You see, in my journey of
“normal life” I've made a lot of mistakes, and in my journey to
get closer to God I've definitely hit the moment “where the rubber
meets the road”. I know it's been good for me in the long run but
really hard in the moment. I've been hurt, I've hurt others. I've let
sin get in my way because God's grace “was bigger than that”.
Don't get me wrong! I believe that. I believe God's grace is bigger
than our failures. And I think the cross covers a lot more then any
of us could imagine. But then we start leaning on this crazy Grace,
and that's when our relationship disappears. We don't try anymore, we
don't read the word, we don't set aside time for the Lord. We don't
sacrifice the petty things of the world that are obviously pushing us
further from him just because “it was all done on the cross”. And
I can tell you in the last few months because I've so leaned on this
crazy grace (and only that) and not at all worked to get closer to
Jesus, I felt like I lost Him. I couldn't find Him for a bit there. I
felt so alone, I started to doubt my salvation and I was confused.
But God loves us past all of our doubts, and our loneliness. I
arrived at the point in my journey where I thought if this is where
leaning on crazy grace gets me I don't want it! I'd rather live in a
bubble, I'd rather strive to know God more than feel so distant from
Him.
I've realized that we need
to sacrifice for the Lord. We have to take up our cross and walk with
Him. We can't just “rest” in Him all the time. We need to work at
relationship with Him. What friendship do you not have to work for to
build? If we just sat on a couch together every day and just rested
together where would we be. Relationship takes effort on both parts.

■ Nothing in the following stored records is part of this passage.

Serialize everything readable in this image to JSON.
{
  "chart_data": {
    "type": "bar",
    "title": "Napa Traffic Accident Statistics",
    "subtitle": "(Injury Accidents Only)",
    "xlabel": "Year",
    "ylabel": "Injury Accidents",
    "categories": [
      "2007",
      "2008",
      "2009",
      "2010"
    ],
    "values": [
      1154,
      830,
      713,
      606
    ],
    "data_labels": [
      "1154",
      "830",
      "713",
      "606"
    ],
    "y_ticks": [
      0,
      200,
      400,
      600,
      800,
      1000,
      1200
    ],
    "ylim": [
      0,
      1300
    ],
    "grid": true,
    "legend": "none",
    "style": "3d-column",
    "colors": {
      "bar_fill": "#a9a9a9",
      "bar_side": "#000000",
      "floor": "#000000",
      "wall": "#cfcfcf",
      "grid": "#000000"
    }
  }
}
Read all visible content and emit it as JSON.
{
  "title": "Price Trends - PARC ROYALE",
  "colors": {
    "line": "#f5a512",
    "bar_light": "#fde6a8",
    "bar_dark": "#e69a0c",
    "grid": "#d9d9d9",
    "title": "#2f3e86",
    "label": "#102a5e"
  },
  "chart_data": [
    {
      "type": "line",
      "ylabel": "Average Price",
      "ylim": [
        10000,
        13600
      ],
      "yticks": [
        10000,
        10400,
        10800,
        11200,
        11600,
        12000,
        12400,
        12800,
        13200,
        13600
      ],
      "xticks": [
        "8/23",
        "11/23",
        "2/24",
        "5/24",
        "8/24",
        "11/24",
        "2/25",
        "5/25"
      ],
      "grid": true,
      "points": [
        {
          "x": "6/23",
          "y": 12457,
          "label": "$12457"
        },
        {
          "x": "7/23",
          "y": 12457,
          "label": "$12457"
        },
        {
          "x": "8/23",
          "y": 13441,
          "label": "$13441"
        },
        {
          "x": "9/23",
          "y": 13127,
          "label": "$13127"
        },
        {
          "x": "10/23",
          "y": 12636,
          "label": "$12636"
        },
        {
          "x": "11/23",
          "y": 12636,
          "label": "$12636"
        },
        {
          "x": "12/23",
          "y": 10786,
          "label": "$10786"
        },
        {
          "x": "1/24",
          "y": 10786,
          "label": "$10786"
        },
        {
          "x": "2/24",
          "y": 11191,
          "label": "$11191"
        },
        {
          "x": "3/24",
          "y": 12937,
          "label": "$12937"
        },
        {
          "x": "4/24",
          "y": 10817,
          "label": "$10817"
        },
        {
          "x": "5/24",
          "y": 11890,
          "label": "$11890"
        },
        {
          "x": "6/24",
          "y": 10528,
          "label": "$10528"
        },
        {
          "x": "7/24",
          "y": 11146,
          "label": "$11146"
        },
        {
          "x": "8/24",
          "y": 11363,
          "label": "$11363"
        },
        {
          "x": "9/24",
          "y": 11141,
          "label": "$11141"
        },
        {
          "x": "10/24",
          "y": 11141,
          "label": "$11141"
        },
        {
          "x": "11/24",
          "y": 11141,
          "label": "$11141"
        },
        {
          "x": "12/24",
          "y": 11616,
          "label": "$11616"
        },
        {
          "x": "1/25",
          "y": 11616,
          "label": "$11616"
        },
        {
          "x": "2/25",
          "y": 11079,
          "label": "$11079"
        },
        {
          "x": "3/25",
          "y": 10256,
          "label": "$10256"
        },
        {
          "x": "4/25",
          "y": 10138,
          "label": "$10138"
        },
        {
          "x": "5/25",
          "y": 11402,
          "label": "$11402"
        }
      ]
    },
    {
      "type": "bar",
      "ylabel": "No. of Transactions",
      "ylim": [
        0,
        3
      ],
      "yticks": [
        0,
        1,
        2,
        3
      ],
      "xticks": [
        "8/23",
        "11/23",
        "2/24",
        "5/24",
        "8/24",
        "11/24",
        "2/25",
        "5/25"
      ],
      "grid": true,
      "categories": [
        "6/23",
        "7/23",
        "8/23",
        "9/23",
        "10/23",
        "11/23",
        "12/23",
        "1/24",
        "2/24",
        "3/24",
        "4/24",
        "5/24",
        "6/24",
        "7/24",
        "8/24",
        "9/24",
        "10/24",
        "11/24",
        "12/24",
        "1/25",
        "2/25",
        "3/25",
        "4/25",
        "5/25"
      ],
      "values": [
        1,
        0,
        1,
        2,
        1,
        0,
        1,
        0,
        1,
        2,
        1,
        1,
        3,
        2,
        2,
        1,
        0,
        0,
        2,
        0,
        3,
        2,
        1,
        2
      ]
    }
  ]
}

And we don't make sacrifices for the Lord out of religion, but they
come out of the overflow of our relationship with Him, out of love
for Him.
I got to the point where I
had to be radical. Where I had to sacrifice something to get closer
to the Lord. I don't care if you believe that was all done on the
cross or not. I've lived it, and I saw these things that weren't
really technically 'sins' separating me from the Lord. I want to be
radical, I want to be different. If I have to make big sacrifices to
bring me closer to the Lord why not! And when I fail, his CRAZY grace
comes and picks us back up. Balance is a beautiful thing, and it's
something I am now going to try to live my life by now.
Our generation needs to
stop pinning everything as religion. You really think being so
against “religion” really makes you less religious? Judging every
person for their “religious spirit” really gets us anywhere? It's
all about love, and if it wasn't for religion I probably wouldn't be
alive. Because the 'four-walled-church' saved my parents lives. And
ultimately saved mine. I am thankful for religion. I am thankful for
Grace. I am thankful for relationship. I am thankful for love. I am
thankful for the ability to strive to know Jesus more.
So here I am now, changing
my life around a bit, setting aside time for Jesus so that I can know
Him more, giving up things for a long time that are seemingly
“harmless” so that I can get closer to Him. All love offering to
the Man that saved me. The Man that made me feel worth something. The
Man I said I gave my life to. It's all out of an overflow of love for
Him that I now am going to sacrifice things in my life for Him. Call
me religious, that's all right, call me judgmental, that's okay. I
know what I've walked through, and I'm leaving that season behind.
I'm going to be radical from here on out.